The FAL-assisted drug/photosensitizer release has the potential to improve the management of onychomycosis.16 To maximize drug delivery, two parameters that control the efficacy profile of the photoablative effect can be optimized: density and depth of the ablation zone matrix. The former represents the area of ablated nail, which can be regulated by the number of channels generated per unit of nail surface. The latter represents the extent of the channels through the nail and is mainly controlled by the applied wavelength, power, power density, energy, fluence, pulse duration, and beam profile.16

The FAL-assisted drug release process involves in not stranger to risks either. First, the channels facilitate communication with the vascular system of the nail bed, thus leading to systemic absorption, which means that the potential systemic toxicity of topically applied drugs needs to be considered. On the other hand, FAL breaks the nail barrier, thus potentially introducing pathogenic microorganisms found on its surface or in non-sterilized topical preparations. This type of administration should only be considered in well-controlled environments, using active ingredients suitable for delivery, at an appropriate concentration, and in a sterile vehicle.19 As long as these pharmaceutical characteristics are maintained, the number of sessions applied is often adjusted based on the severity of onychomycosis, always controlling the use of suitable laser parameters.

It is possible to adapt topical therapies to specific skin diseases, controlling and customizing laser-tissue interactions with these lasers. The induced channels are long and wide enough to distribute not only drugs but also macromolecules, nano- and microparticles, and cells. The channels can be actively filled along their entire length with physical pressure techniques, thus allowing sustained drug release into the nail bed.20 The FAL-assisted drug delivery modality is a significant technological advancement, with the potential to become a technology with a wide range of applications leading to topical therapy optimization for numerous dermatological patients.

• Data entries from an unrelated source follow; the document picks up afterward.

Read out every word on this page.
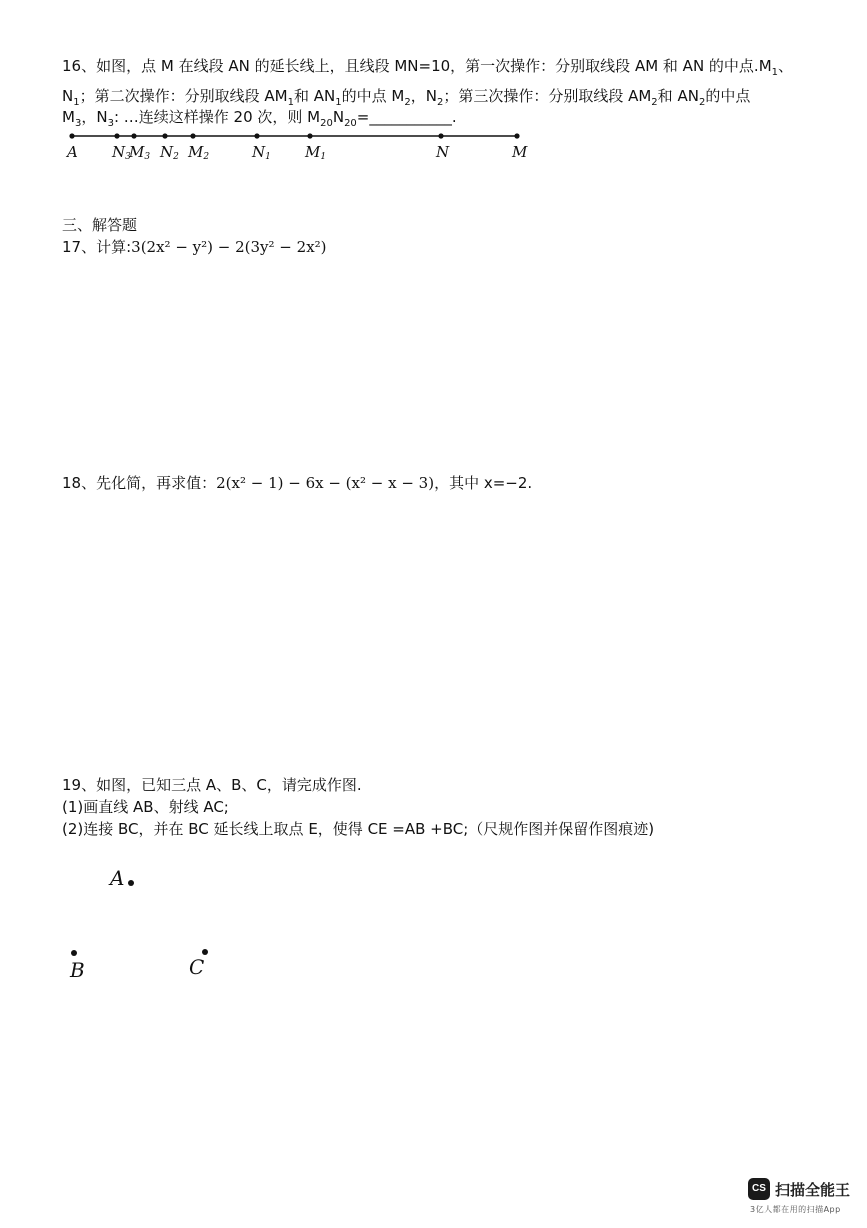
16、如图，点 M 在线段 AN 的延长线上，且线段 MN=10，第一次操作：分别取线段 AM 和 AN 的中点$.M_1$、
$N_1$；第二次操作：分别取线段 $AM_1$和 $AN_1$的中点 $M_2$，$N_2$；第三次操作：分别取线段 $AM_2$和 $AN_2$的中点
$M_3$，$N_3$: …连续这样操作 20 次，则 $M_{20}N_{20}=\_\_\_\_\_\_\_\_\_\_\_$.
A N3
M3 N2 M2	N1 M1	N	M
三、解答题
17、计算:3(2x² − y²) − 2(3y² − 2x²)
18、先化简，再求值：2(x² − 1) − 6x − (x² − x − 3)，其中 x=−2.
19、如图，已知三点 A、B、C，请完成作图.
(1)画直线 AB、射线 AC;
(2)连接 BC，并在 BC 延长线上取点 E，使得 CE =AB +BC;（尺规作图并保留作图痕迹)
A
B	C
CS 扫描全能王
3亿人都在用的扫描App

Based on everything we have discussed to this point we can conclude that there is a foundational knowledge to support the beneficial effects of FALs to treat onychomycosis. This knowledge should be conveyed to health professionals so they can consider this innovative technology in their routine clinical practice, especially in patients who do not wish to undergo or are contraindicated for oral antifungal therapy, which is much more invasive. We should mention that the studies published so far are insufficient to establish a general dosing regimen for this laser radiation due to the large number of parameters that need to be considered. Therefore, due to the significant potential of this technology, there is a need to increase the amount and systematic nature of clinical research in this field, first to clarify the mechanism of action through which FALs show potential antifungal properties, and eventually to define the optimal laser parameters for the curative process of onychomycosis, along with topical and photodynamic therapy.